As we sat around the table eating together on our last night in Ohio, a manhood discussion of sorts was taking place. A grandfather was talking about the trouble his sixteen-year-old grandson was constantly getting into. He was praying for him continually and trying to mentor him, but not seeing much change. A new fellow who came with a pro-staffer from South Carolina was telling the group about the forgiveness God gave him for his wife. He said it healed their marriage. We talked about obedience and what it means to be a true disciple of Christ. Still, others spoke about the challenges of their work and home lives.
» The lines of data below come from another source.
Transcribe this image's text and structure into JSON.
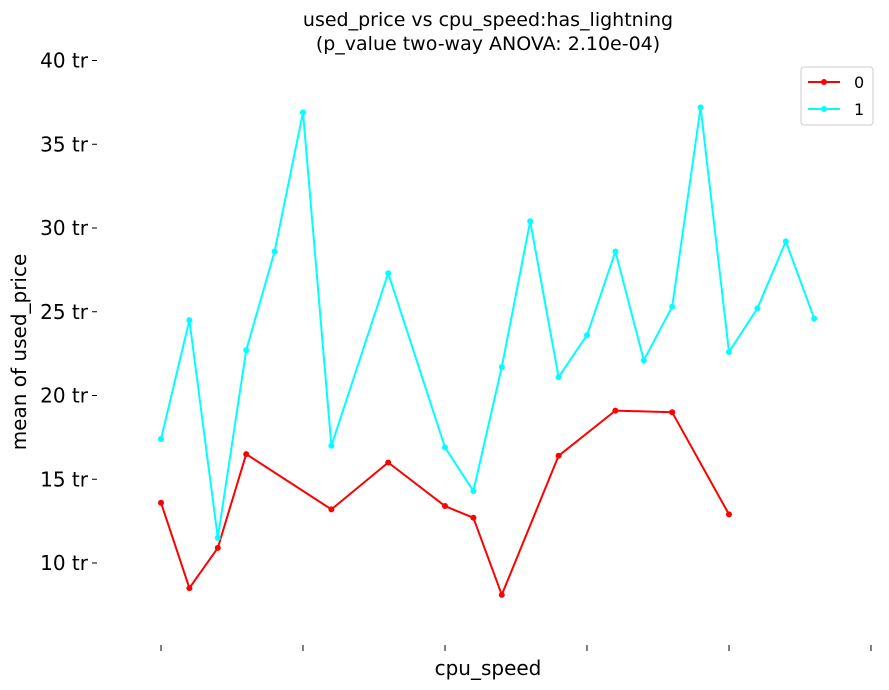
{
  "chart_data": {
    "type": "line",
    "title": "used_price vs cpu_speed:has_lightning",
    "subtitle": "(p_value two-way ANOVA: 2.10e-04)",
    "xlabel": "cpu_speed",
    "ylabel": "mean of used_price",
    "ylim": [
      5,
      40
    ],
    "yticks": [
      10,
      15,
      20,
      25,
      30,
      35,
      40
    ],
    "ytick_labels": [
      "10 tr",
      "15 tr",
      "20 tr",
      "25 tr",
      "30 tr",
      "35 tr",
      "40 tr"
    ],
    "xlim": [
      0,
      25
    ],
    "xticks": [
      0,
      5,
      10,
      15,
      20,
      25
    ],
    "grid": false,
    "legend_position": "top-right",
    "series": [
      {
        "name": "0",
        "color": "#ff0000",
        "points": [
          [
            0,
            13.6
          ],
          [
            1,
            8.5
          ],
          [
            2,
            10.9
          ],
          [
            3,
            16.5
          ],
          [
            6,
            13.2
          ],
          [
            8,
            16.0
          ],
          [
            10,
            13.4
          ],
          [
            11,
            12.7
          ],
          [
            12,
            8.1
          ],
          [
            14,
            16.4
          ],
          [
            16,
            19.1
          ],
          [
            18,
            19.0
          ],
          [
            20,
            12.9
          ]
        ]
      },
      {
        "name": "1",
        "color": "#00ffff",
        "points": [
          [
            0,
            17.4
          ],
          [
            1,
            24.5
          ],
          [
            2,
            11.5
          ],
          [
            3,
            22.7
          ],
          [
            4,
            28.6
          ],
          [
            5,
            36.9
          ],
          [
            6,
            17.0
          ],
          [
            8,
            27.3
          ],
          [
            10,
            16.9
          ],
          [
            11,
            14.3
          ],
          [
            12,
            21.7
          ],
          [
            13,
            30.4
          ],
          [
            14,
            21.1
          ],
          [
            15,
            23.6
          ],
          [
            16,
            28.6
          ],
          [
            17,
            22.1
          ],
          [
            18,
            25.3
          ],
          [
            19,
            37.2
          ],
          [
            20,
            22.6
          ],
          [
            21,
            25.2
          ],
          [
            22,
            29.2
          ],
          [
            23,
            24.6
          ]
        ]
      }
    ]
  }
}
In the coming months, as we circle up retreat guests in the living room after dinner, I have no doubt many of these stories will be told again. It's part of what we call "taking off our camo." All of us struggle with similar things and hurt in similar ways but pretend like we don't. We wear "camo" in hopes people won't see the real us. Taking off our camo means leading with vulnerability in the manhood discussions. It means sharing our own struggles and brokenness while pointing to the Savior who overcomes it all. All the while leaning on the Holy Spirit to do the work only he can do. We just plant the seeds.
Our job as pro-staffers, much like our job as disciples, is to just show up and do the work. Then when the work is done, we pray over the fields and we pray over the stands. We pray that God moves in powerful ways through the manhood discussions. And then we depend on God for the increase.